Opinion
Case No. 16-CR-10012-01-JTM
05-02-2016
UNITED STATES OF AMERICA, Plaintiff, v. KEITH L. SHAFFER, Defendant.
MEMORANDUM AND ORDER
Before the court is defendant's Motion to Strike Surplusage From the Indictment Returned or, in the Alternative, Motion to Partially Dismiss the Indictment. (Dkt. 9). Defendant claims that the Indictment alleges crimes which clearly fall outside the federal statute of limitations for criminal conduct in Counts One, Two, Four, and Five by: 1) using the phrase, "[b]eginning on a date unknown to the Grand Jury but continuing through approximately. . . ;" and 2) including commissions outside of the statute of limitations in the allegation that defendant knowingly embezzled or misapplied approximately $ 134,917.11. Defendant asks the court to strike as surplusage the phrase "beginning on a date unknown" and the amount listed in those counts.
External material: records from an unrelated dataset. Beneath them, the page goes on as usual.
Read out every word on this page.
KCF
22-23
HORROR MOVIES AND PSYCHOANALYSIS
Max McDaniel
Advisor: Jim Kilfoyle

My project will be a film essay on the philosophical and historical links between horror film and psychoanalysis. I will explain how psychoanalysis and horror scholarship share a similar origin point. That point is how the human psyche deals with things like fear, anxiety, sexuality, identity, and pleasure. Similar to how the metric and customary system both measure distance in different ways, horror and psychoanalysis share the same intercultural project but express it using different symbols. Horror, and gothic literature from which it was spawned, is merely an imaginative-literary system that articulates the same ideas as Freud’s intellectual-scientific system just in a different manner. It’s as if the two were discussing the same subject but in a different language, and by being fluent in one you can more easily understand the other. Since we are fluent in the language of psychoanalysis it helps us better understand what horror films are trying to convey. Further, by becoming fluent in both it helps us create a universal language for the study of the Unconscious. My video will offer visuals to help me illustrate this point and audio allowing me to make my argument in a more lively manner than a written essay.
Federal Rule of Criminal Procedure 7(d) empowers district courts to "strike surplusage from the indictment or information." Courts strike language from the indictment only if it is both clearly irrelevant to the charges and inflammatory or prejudicial to the defendant. United States v. Collins, 920 F.2d 619, 631 (10th Cir. 1990), cert. denied, 500 U.S. 920 (1991). "This is an exacting standard that is rarely met." United States v. Jackson, 850 F. Supp. 1481, 1506 (D. Kan. 1994).
Defendant fails to meet the standard in this instance. The phrase "beginning on a date unknown" is relevant to the charges against defendant, especially those involving a continuing offense. Moreover, any prejudice from this phrase is minimal since time is not an essential element of the offenses charged and the phrase simply indicates that the government does not know the precise date defendant began his criminal conduct.
As to the amount allegations, they are relevant because the statutory elements of a § 656 violation require a willful misapplication of money of a federally protected bank. Any prejudice from the alleged amount is minimal since the actual amount is not an essential element of the offenses charged. Additionally, the alleged amount is simply what the government hopes to prove at trial. See United States v. Hill, 799 F. Supp. 86, 88-89 (D. Kan. 1992) (information the government intends to prove at trial is properly included in the indictment). Because the indictment is not evidence and the court will instruct the jury on the indictment's limited role and require the government to establish the admissibility of evidence at trial, the court declines to strike the alleged amount. Jackson, 850 F. Supp. at 1507 (refusing to strike as surplusage allegations in indictment because any prejudice was minimal and court would instruct jury on indictment's limited role).
IT IS THEREFORE ORDERED that defendant's motion (Dkt. 9) is DENIED.
IT IS SO ORDERED this 2nd day of May 2016.